Duda Piotr, Rutkowski Leszek, Jaworski Maciej, Rutkowska Danuta
IEEE Trans Cybern. 2020 Apr;50(4):1683-1696. doi: 10.1109/TCYB.2018.2877611. Epub 2018 Nov 15.
In this paper, we propose a recursive variant of the Parzen kernel density estimator (KDE) to track changes of dynamic density over data streams in a nonstationary environment. In stationary environments, well-established traditional KDE techniques have nice asymptotic properties. Their existing extensions to deal with stream data are mostly based on various heuristic concepts (losing convergence properties). In this paper, we study recursive KDEs, called recursive concept drift tracking KDEs, and prove their weak (in probability) and strong (with probability one) convergence, resulting in perfect tracking properties as the sample size approaches infinity. In three theorems and subsequent examples, we show how to choose the bandwidth and learning rate of a recursive KDE in order to ensure weak and strong convergence. The simulation results illustrate the effectiveness of our algorithm both for density estimation and classification over time-varying stream data.

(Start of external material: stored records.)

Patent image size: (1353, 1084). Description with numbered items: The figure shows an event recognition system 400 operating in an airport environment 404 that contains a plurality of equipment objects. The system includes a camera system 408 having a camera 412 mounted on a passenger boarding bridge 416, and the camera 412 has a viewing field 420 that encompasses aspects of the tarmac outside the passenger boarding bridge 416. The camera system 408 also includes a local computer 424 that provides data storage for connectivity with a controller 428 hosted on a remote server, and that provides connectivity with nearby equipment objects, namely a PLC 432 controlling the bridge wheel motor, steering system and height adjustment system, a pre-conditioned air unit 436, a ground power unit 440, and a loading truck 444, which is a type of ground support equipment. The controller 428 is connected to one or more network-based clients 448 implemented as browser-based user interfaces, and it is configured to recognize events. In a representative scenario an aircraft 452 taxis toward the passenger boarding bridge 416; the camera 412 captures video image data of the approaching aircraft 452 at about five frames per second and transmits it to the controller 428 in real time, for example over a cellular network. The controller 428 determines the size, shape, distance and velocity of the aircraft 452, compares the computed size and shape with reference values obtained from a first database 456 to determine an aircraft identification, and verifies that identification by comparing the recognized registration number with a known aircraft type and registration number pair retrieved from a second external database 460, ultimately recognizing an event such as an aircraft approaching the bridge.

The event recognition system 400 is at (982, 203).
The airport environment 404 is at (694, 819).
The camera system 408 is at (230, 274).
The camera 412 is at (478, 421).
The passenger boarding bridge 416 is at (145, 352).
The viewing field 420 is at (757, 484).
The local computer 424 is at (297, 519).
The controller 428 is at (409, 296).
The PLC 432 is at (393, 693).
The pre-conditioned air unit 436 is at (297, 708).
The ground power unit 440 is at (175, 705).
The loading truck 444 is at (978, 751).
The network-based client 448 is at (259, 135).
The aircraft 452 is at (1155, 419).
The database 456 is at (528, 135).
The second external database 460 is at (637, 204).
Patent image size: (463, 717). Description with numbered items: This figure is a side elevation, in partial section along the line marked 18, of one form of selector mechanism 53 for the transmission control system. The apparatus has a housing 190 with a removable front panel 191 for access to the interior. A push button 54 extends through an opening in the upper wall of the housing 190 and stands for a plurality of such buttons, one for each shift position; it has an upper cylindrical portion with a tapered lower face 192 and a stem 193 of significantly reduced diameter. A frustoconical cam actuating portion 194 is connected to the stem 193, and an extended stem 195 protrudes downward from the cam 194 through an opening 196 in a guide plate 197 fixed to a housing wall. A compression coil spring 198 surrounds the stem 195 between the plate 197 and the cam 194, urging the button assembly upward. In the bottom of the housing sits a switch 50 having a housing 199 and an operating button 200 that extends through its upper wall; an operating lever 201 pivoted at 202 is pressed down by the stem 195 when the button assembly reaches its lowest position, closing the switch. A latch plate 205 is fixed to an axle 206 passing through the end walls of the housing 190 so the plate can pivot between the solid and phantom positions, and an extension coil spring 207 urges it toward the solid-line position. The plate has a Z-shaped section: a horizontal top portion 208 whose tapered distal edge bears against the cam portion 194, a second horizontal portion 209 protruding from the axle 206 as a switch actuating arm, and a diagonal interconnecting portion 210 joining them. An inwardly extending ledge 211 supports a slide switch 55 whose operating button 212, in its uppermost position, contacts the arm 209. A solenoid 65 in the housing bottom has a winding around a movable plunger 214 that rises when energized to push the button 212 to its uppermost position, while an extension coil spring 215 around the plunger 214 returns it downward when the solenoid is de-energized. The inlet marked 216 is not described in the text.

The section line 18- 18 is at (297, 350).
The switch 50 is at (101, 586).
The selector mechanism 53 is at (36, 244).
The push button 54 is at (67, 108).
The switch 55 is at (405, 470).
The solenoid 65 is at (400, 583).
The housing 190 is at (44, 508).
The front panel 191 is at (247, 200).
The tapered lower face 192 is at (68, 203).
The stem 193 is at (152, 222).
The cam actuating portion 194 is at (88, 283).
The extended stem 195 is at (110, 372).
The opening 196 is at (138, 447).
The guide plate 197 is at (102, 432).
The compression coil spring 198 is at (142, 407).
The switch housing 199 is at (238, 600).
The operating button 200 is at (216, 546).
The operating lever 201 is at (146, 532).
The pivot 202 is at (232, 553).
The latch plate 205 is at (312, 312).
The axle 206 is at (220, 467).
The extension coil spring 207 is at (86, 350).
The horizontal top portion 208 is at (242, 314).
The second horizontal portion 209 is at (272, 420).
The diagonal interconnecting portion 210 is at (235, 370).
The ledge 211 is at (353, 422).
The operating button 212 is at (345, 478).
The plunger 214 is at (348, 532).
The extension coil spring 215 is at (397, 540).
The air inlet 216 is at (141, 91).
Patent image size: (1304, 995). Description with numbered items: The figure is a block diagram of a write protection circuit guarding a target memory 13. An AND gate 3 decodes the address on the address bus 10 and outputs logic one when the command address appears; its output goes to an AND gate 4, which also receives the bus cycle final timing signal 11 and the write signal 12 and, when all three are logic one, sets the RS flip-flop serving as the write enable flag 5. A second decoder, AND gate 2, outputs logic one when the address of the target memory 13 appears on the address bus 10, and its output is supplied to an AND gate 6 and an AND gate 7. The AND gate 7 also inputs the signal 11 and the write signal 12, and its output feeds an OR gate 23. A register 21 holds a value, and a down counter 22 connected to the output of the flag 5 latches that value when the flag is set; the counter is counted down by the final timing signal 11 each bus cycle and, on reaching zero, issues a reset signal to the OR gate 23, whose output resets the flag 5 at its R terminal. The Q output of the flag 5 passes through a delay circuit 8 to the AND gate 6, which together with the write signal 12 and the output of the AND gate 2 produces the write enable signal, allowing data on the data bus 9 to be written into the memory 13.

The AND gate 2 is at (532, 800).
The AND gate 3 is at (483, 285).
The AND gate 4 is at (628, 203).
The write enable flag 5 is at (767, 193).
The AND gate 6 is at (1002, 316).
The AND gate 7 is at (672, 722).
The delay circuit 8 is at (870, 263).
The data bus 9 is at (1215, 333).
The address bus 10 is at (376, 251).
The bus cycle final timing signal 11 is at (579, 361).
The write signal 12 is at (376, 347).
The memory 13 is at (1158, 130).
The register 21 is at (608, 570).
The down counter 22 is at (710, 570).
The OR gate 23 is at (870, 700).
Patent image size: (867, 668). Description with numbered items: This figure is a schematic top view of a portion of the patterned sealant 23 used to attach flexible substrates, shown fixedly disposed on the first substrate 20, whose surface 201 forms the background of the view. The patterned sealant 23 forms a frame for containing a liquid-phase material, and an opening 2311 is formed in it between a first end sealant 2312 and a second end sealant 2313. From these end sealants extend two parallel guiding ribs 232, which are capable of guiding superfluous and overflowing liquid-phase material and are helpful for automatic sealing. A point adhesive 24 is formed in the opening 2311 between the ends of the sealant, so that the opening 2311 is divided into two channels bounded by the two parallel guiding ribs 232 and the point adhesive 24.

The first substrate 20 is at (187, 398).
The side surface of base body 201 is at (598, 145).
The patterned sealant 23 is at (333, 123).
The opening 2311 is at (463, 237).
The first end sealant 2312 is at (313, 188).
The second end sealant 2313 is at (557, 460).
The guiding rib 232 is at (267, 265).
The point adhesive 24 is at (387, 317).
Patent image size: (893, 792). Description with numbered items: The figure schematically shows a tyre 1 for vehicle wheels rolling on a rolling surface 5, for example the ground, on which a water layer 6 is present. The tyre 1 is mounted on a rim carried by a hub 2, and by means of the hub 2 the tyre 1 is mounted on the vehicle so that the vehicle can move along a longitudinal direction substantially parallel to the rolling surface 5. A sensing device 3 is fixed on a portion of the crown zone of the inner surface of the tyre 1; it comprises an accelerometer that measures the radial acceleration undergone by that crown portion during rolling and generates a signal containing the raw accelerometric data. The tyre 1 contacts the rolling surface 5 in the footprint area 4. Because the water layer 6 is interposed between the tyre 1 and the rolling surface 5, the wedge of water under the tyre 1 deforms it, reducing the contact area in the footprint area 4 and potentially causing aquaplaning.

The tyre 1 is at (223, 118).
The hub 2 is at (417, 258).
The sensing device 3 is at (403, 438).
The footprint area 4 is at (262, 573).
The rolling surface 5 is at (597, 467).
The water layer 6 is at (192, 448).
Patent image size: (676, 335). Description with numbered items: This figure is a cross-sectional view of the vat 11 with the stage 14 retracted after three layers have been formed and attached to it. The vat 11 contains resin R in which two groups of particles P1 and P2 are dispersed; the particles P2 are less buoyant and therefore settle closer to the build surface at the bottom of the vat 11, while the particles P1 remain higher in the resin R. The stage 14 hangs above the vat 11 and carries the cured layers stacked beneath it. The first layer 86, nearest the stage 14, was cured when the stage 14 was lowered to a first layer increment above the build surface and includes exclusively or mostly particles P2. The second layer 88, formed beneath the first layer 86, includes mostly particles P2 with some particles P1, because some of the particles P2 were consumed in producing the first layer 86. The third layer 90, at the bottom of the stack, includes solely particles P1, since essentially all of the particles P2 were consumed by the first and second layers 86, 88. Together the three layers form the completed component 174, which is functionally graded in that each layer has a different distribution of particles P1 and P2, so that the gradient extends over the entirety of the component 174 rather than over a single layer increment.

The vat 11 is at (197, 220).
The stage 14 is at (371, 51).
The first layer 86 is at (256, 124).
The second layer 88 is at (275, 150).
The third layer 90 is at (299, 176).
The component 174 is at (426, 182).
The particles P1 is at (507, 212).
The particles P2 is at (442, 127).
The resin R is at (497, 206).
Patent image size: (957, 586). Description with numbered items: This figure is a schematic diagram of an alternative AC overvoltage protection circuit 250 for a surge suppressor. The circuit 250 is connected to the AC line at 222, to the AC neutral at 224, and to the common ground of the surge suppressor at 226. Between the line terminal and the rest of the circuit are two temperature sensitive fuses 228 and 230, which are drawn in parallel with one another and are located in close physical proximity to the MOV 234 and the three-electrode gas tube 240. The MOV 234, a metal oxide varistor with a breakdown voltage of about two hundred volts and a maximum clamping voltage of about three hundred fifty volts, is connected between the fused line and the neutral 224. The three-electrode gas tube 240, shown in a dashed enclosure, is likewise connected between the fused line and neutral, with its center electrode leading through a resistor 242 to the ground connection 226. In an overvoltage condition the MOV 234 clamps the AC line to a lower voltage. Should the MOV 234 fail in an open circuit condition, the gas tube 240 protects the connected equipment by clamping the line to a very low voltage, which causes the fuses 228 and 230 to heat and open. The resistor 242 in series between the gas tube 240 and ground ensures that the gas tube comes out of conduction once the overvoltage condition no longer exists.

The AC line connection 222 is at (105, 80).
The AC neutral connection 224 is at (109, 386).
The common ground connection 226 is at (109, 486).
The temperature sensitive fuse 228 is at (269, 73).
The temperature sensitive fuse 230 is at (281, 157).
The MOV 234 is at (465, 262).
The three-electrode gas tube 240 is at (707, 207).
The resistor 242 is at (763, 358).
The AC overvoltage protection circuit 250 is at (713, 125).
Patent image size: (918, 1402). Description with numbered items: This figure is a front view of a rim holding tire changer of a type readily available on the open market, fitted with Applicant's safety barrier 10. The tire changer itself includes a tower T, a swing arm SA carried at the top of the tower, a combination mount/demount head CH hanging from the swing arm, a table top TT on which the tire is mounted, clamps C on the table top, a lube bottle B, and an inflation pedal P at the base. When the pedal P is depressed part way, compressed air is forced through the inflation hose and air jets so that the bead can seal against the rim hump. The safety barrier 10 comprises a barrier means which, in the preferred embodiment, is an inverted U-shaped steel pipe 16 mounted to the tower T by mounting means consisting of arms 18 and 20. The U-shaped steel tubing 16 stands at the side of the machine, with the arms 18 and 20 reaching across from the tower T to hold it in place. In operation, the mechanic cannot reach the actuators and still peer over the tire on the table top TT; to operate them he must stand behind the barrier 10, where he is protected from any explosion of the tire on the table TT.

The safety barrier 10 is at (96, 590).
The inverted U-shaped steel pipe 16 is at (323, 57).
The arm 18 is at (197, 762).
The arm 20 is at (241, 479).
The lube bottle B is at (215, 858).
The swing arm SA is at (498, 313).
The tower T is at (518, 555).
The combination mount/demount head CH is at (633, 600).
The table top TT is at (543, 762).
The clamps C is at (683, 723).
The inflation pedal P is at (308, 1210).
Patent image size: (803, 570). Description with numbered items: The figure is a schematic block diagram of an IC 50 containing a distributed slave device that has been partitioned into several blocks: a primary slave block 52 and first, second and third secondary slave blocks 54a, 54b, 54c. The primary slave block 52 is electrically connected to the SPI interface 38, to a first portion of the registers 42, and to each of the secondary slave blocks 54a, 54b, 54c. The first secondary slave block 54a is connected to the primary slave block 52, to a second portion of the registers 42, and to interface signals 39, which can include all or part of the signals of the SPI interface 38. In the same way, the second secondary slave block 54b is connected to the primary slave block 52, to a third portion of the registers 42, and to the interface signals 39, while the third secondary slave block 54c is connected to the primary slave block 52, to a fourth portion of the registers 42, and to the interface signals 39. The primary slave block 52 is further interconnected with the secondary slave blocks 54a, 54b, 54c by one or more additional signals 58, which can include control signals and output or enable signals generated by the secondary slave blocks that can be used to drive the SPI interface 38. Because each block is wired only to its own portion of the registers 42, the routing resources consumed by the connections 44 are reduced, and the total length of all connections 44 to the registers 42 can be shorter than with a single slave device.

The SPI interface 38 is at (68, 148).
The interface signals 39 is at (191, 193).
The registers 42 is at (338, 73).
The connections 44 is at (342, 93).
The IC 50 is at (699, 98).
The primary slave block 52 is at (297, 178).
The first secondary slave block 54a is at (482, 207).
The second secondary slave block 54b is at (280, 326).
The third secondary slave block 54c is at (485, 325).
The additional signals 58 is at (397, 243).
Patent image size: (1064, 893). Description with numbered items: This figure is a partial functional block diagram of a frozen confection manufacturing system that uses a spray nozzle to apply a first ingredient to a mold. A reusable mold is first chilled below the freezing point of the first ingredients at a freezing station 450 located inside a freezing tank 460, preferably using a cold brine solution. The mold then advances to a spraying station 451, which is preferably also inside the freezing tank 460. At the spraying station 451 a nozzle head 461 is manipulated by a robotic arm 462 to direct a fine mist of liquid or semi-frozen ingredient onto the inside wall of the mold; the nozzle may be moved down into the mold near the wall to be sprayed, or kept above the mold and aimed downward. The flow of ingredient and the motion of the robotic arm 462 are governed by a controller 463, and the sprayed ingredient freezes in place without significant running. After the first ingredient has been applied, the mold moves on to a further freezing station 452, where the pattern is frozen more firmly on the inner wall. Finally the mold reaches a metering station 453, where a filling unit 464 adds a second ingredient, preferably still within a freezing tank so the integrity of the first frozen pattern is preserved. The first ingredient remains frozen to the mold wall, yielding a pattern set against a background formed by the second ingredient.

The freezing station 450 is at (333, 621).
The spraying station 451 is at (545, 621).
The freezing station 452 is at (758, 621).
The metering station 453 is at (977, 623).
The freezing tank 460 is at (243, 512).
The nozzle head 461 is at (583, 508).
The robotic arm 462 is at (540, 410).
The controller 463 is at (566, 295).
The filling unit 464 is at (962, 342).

在本文中,我们提出了Parzen核密度估计器(KDE)的递归变体,用于在非平稳环境中跟踪数据流上动态密度的变化。在平稳环境中,成熟的传统KDE技术具有良好的渐近性质。它们现有的处理流数据的扩展大多基于各种启发式概念(失去了收敛性质)。在本文中,我们研究递归KDE,即递归概念漂移跟踪KDE,并证明它们的弱(依概率)收敛和强(以概率1)收敛,从而在样本量趋于无穷大时具有完美的跟踪性质。在三个定理及后续示例中,我们展示了如何选择递归KDE的带宽和学习率以确保弱收敛和强收敛。仿真结果说明了我们的算法在随时间变化的流数据的密度估计和分类方面的有效性。